Some Good News Regarding the Housing Market in Chicago

Midwest home sales up in August despite national slide

By Lorene Yue
Sept. 27, 2007

(Crain’s) — More new Midwest homes sold in August compared to July, a striking contrast to the national trend where sales fell last month to the lowest level in seven years.

Roughly 135,000 new homes sold in the 12-state Midwest region, a 20.5% increase from July, according to figures released Thursday by the U.S. Department of Commerce. On a year-to-year comparison, Midwest sales are lagging last year by 11.2%.

Across the nation, sales fell 8.3% in August from July or a seasonally adjusted rate of 795,000 homes. That was the lowest national level since June 2000, when sales clocked in at a pace of 793,000.

Analysts chalked up the Midwest's fortune as a combination of aggressive discounting by homebuilders, a credit crunch that has had a greater negative impact on either coast and data anomaly.

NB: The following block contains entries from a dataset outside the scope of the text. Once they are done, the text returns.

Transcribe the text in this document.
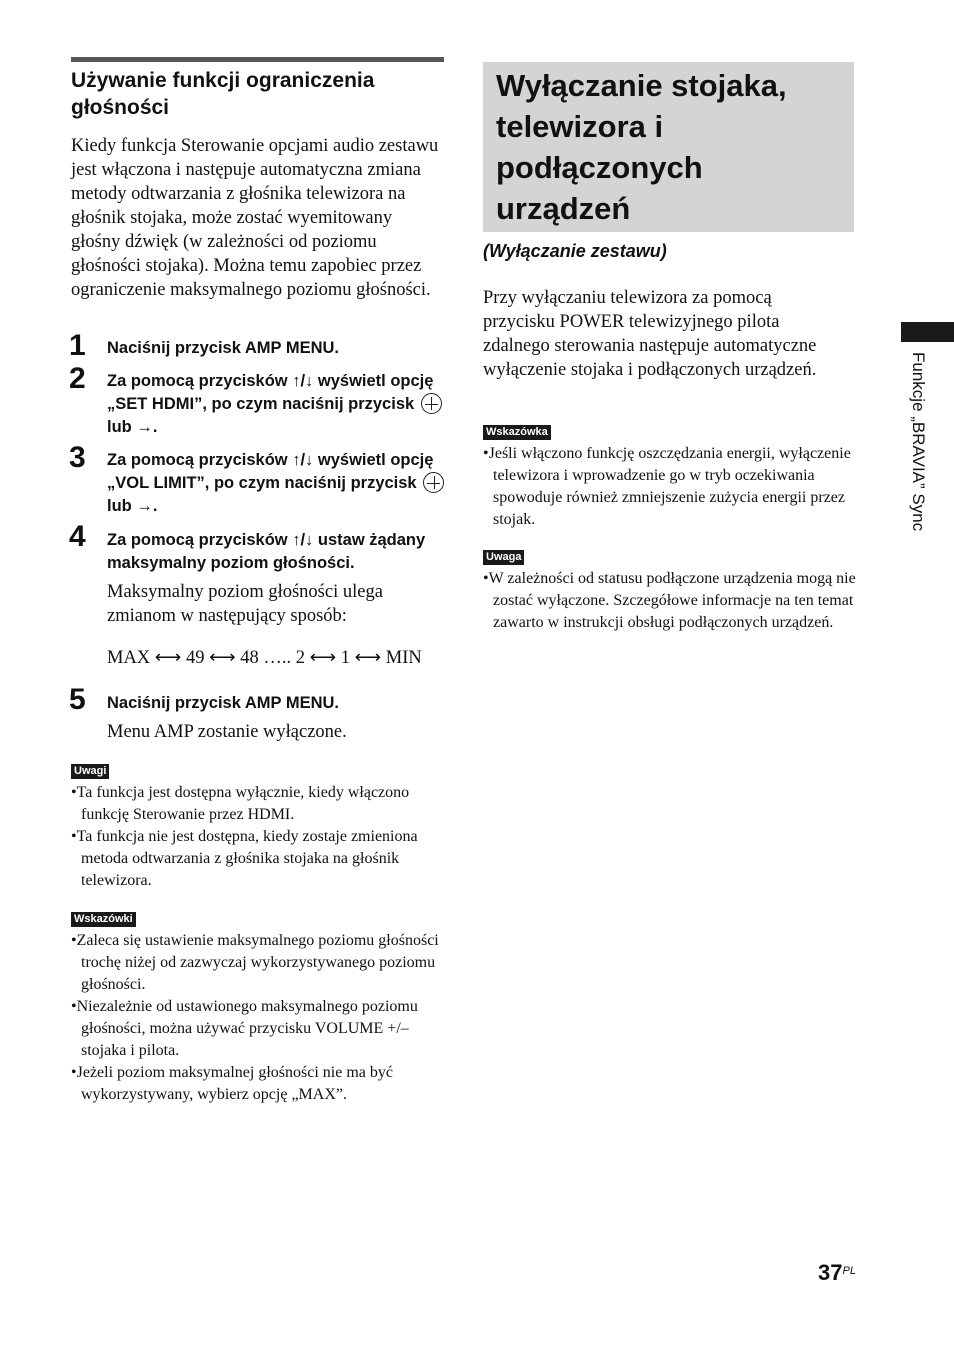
Używanie funkcji ograniczenia głośności

Kiedy funkcja Sterowanie opcjami audio zestawu jest włączona i następuje automatyczna zmiana metody odtwarzania z głośnika telewizora na głośnik stojaka, może zostać wyemitowany głośny dźwięk (w zależności od poziomu głośności stojaka). Można temu zapobiec przez ograniczenie maksymalnego poziomu głośności.

1	Naciśnij przycisk AMP MENU.

2	Za pomocą przycisków ↑/↓ wyświetl opcję „SET HDMI”, po czym naciśnij przycisk  lub →.

3	Za pomocą przycisków ↑/↓ wyświetl opcję „VOL LIMIT”, po czym naciśnij przycisk  lub →.

4	Za pomocą przycisków ↑/↓ ustaw żądany maksymalny poziom głośności.

Maksymalny poziom głośności ulega zmianom w następujący sposób:

MAX ⟷ 49 ⟷ 48 ….. 2 ⟷ 1 ⟷ MIN

5	Naciśnij przycisk AMP MENU.

Menu AMP zostanie wyłączone.

Uwagi
• Ta funkcja jest dostępna wyłącznie, kiedy włączono funkcję Sterowanie przez HDMI.
• Ta funkcja nie jest dostępna, kiedy zostaje zmieniona metoda odtwarzania z głośnika stojaka na głośnik telewizora.
Wskazówki
• Zaleca się ustawienie maksymalnego poziomu głośności trochę niżej od zazwyczaj wykorzystywanego poziomu głośności.
• Niezależnie od ustawionego maksymalnego poziomu głośności, można używać przycisku VOLUME +/– stojaka i pilota.
• Jeżeli poziom maksymalnej głośności nie ma być wykorzystywany, wybierz opcję „MAX”.
Wyłączanie stojaka, telewizora i podłączonych urządzeń

(Wyłączanie zestawu)

Przy wyłączaniu telewizora za pomocą przycisku POWER telewizyjnego pilota zdalnego sterowania następuje automatyczne wyłączenie stojaka i podłączonych urządzeń.

Wskazówka
• Jeśli włączono funkcję oszczędzania energii, wyłączenie telewizora i wprowadzenie go w tryb oczekiwania spowoduje również zmniejszenie zużycia energii przez stojak.
Uwaga
• W zależności od statusu podłączone urządzenia mogą nie zostać wyłączone. Szczegółowe informacje na ten temat zawarto w instrukcji obsługi podłączonych urządzeń.
Funkcje „BRAVIA” Sync
$37^{PL}$
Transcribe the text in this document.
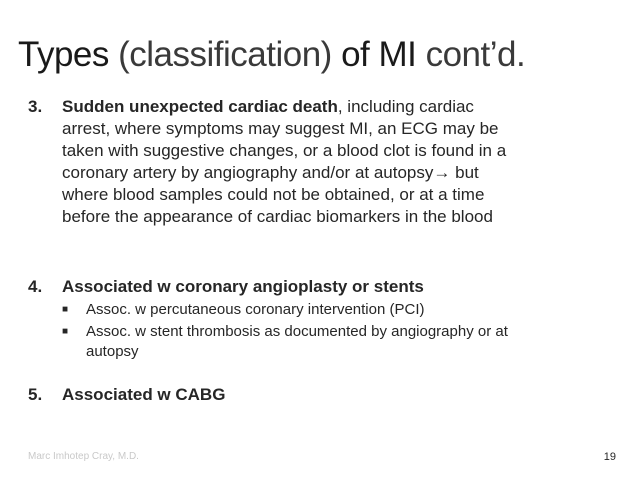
Types (classification) of MI cont’d.
3. Sudden unexpected cardiac death, including cardiac
arrest, where symptoms may suggest MI, an ECG may be
taken with suggestive changes, or a blood clot is found in a
coronary artery by angiography and/or at autopsy→ but
where blood samples could not be obtained, or at a time
before the appearance of cardiac biomarkers in the blood
4. Associated w coronary angioplasty or stents
■ Assoc. w percutaneous coronary intervention (PCI)
■ Assoc. w stent thrombosis as documented by angiography or at
autopsy
5. Associated w CABG
Marc Imhotep Cray, M.D.	19
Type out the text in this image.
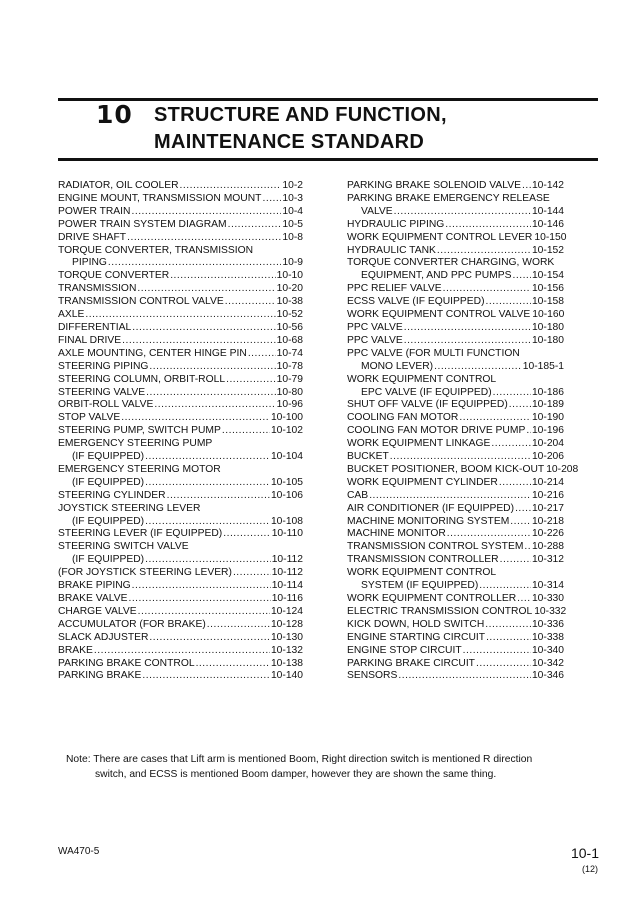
10 STRUCTURE AND FUNCTION,
MAINTENANCE STANDARD
RADIATOR, OIL COOLER .....	10-2
ENGINE MOUNT, TRANSMISSION MOUNT ..... 10-3
POWER TRAIN .....	10-4
POWER TRAIN SYSTEM DIAGRAM .....	10-5
DRIVE SHAFT .....	10-8
TORQUE CONVERTER, TRANSMISSION
PIPING .....	10-9
TORQUE CONVERTER .....	10-10
TRANSMISSION .....	10-20
TRANSMISSION CONTROL VALVE .....	10-38
AXLE .....	10-52
DIFFERENTIAL .....	10-56
FINAL DRIVE .....	10-68
AXLE MOUNTING, CENTER HINGE PIN .....	10-74
STEERING PIPING .....	10-78
STEERING COLUMN, ORBIT-ROLL .....	10-79
STEERING VALVE .....	10-80
ORBIT-ROLL VALVE .....	10-96
STOP VALVE .....	10-100
STEERING PUMP, SWITCH PUMP .....	10-102
EMERGENCY STEERING PUMP
(IF EQUIPPED) .....	10-104
EMERGENCY STEERING MOTOR
(IF EQUIPPED) .....	10-105
STEERING CYLINDER .....	10-106
JOYSTICK STEERING LEVER
(IF EQUIPPED) .....	10-108
STEERING LEVER (IF EQUIPPED) .....	10-110
STEERING SWITCH VALVE
(IF EQUIPPED) .....	10-112
(FOR JOYSTICK STEERING LEVER) .....	10-112
BRAKE PIPING .....	10-114
BRAKE VALVE .....	10-116
CHARGE VALVE .....	10-124
ACCUMULATOR (FOR BRAKE) .....	10-128
SLACK ADJUSTER .....	10-130
BRAKE .....	10-132
PARKING BRAKE CONTROL .....	10-138
PARKING BRAKE .....	10-140
PARKING BRAKE SOLENOID VALVE ..... 10-142
PARKING BRAKE EMERGENCY RELEASE
VALVE .....	10-144
HYDRAULIC PIPING .....	10-146
WORK EQUIPMENT CONTROL LEVER 10-150
HYDRAULIC TANK .....	10-152
TORQUE CONVERTER CHARGING, WORK
EQUIPMENT, AND PPC PUMPS ..... 10-154
PPC RELIEF VALVE .....	10-156
ECSS VALVE (IF EQUIPPED) .....	10-158
WORK EQUIPMENT CONTROL VALVE 10-160
PPC VALVE .....	10-180
PPC VALVE .....	10-180
PPC VALVE (FOR MULTI FUNCTION
MONO LEVER) .....	10-185-1
WORK EQUIPMENT CONTROL
EPC VALVE (IF EQUIPPED) .....	10-186
SHUT OFF VALVE (IF EQUIPPED) ..... 10-189
COOLING FAN MOTOR .....	10-190
COOLING FAN MOTOR DRIVE PUMP ..... 10-196
WORK EQUIPMENT LINKAGE .....	10-204
BUCKET .....	10-206
BUCKET POSITIONER, BOOM KICK-OUT 10-208
WORK EQUIPMENT CYLINDER .....	10-214
CAB .....	10-216
AIR CONDITIONER (IF EQUIPPED) ..... 10-217
MACHINE MONITORING SYSTEM ..... 10-218
MACHINE MONITOR .....	10-226
TRANSMISSION CONTROL SYSTEM ..... 10-288
TRANSMISSION CONTROLLER .....	10-312
WORK EQUIPMENT CONTROL
SYSTEM (IF EQUIPPED) .....	10-314
WORK EQUIPMENT CONTROLLER ..... 10-330
ELECTRIC TRANSMISSION CONTROL 10-332
KICK DOWN, HOLD SWITCH .....	10-336
ENGINE STARTING CIRCUIT .....	10-338
ENGINE STOP CIRCUIT .....	10-340
PARKING BRAKE CIRCUIT .....	10-342
SENSORS .....	10-346
Note: There are cases that Lift arm is mentioned Boom, Right direction switch is mentioned R direction
switch, and ECSS is mentioned Boom damper, however they are shown the same thing.
WA470-5	10-1
(12)
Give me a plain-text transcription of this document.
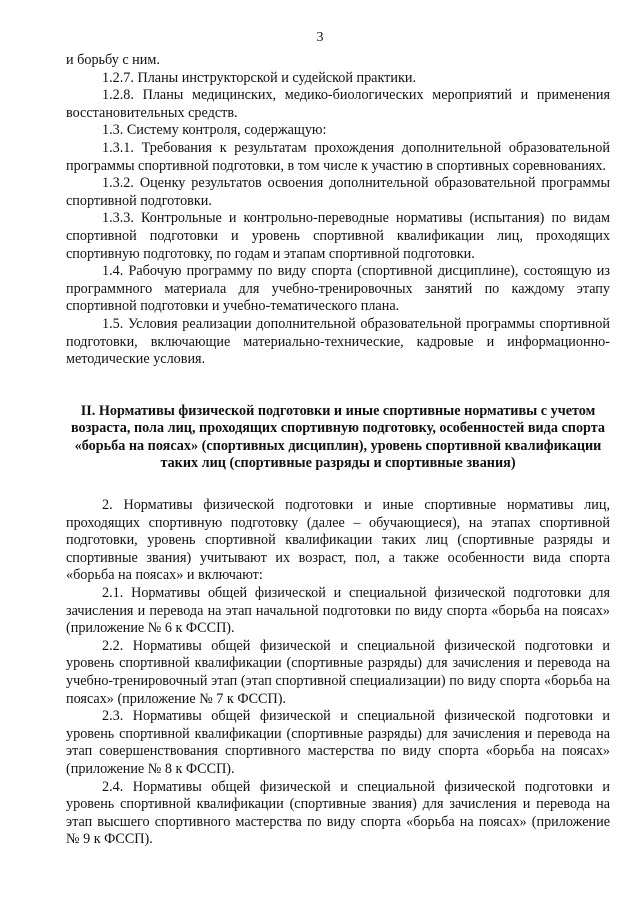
3

и борьбу с ним.

1.2.7. Планы инструкторской и судейской практики.

1.2.8. Планы медицинских, медико-биологических мероприятий и применения восстановительных средств.

1.3. Систему контроля, содержащую:

1.3.1. Требования к результатам прохождения дополнительной образовательной программы спортивной подготовки, в том числе к участию в спортивных соревнованиях.

1.3.2. Оценку результатов освоения дополнительной образовательной программы спортивной подготовки.

1.3.3. Контрольные и контрольно-переводные нормативы (испытания) по видам спортивной подготовки и уровень спортивной квалификации лиц, проходящих спортивную подготовку, по годам и этапам спортивной подготовки.

1.4. Рабочую программу по виду спорта (спортивной дисциплине), состоящую из программного материала для учебно-тренировочных занятий по каждому этапу спортивной подготовки и учебно-тематического плана.

1.5. Условия реализации дополнительной образовательной программы спортивной подготовки, включающие материально-технические, кадровые и информационно-методические условия.

II. Нормативы физической подготовки и иные спортивные нормативы с учетом возраста, пола лиц, проходящих спортивную подготовку, особенностей вида спорта «борьба на поясах» (спортивных дисциплин), уровень спортивной квалификации таких лиц (спортивные разряды и спортивные звания)

2. Нормативы физической подготовки и иные спортивные нормативы лиц, проходящих спортивную подготовку (далее – обучающиеся), на этапах спортивной подготовки, уровень спортивной квалификации таких лиц (спортивные разряды и спортивные звания) учитывают их возраст, пол, а также особенности вида спорта «борьба на поясах» и включают:

2.1. Нормативы общей физической и специальной физической подготовки для зачисления и перевода на этап начальной подготовки по виду спорта «борьба на поясах» (приложение № 6 к ФССП).

2.2. Нормативы общей физической и специальной физической подготовки и уровень спортивной квалификации (спортивные разряды) для зачисления и перевода на учебно-тренировочный этап (этап спортивной специализации) по виду спорта «борьба на поясах» (приложение № 7 к ФССП).

2.3. Нормативы общей физической и специальной физической подготовки и уровень спортивной квалификации (спортивные разряды) для зачисления и перевода на этап совершенствования спортивного мастерства по виду спорта «борьба на поясах» (приложение № 8 к ФССП).

2.4. Нормативы общей физической и специальной физической подготовки и уровень спортивной квалификации (спортивные звания) для зачисления и перевода на этап высшего спортивного мастерства по виду спорта «борьба на поясах» (приложение № 9 к ФССП).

"In a monthly number, I wouldn't put too much weight in it," said Diane Swonk, chief economist for Mesirow Financial. "It can be a quirk in the data."

Kevin Thorpe, manager of housing statistics for the National Association of Realtors, said the Midwest gain could be a bounce back from low July numbers. The Midwest posted a decline in July home sales from June while the rest of the nation saw increases.

The home sales report came on the same day that the government reported a relatively brisk business growth rate in revised figures for the second quarter. But the 3.8 percent pace was less than previously estimated and it occurred before the credit crisis and its repercussions across the broad spectrum of the economy had taken hold.

The national median sales price in August fell by 7.5 percent from a year earlier to $225,700.

That was the biggest drop in percentage terms in nearly 37 years. The median price is the middle point at which half sell for more and half for less. The average sales price dropped by 8 percent in August from a year earlier to $292,000. That was the biggest decline in 17 years.

Sales fell in the South and the West in August compared with July. Sales in the Northeast rose 43.2% in August from July.

The new-homes sales report, combined with other recent economic reports showing a sharp drop in demand for big-ticket manufactured goods in August, suggested the U.S. economy lost momentum as it headed into the fall.

On Wall Street, investors looked to the weak home sales report as justification for another rate cut by the Federal Reserve. The Dow Jones industrial average was up slightly in afternoon trading.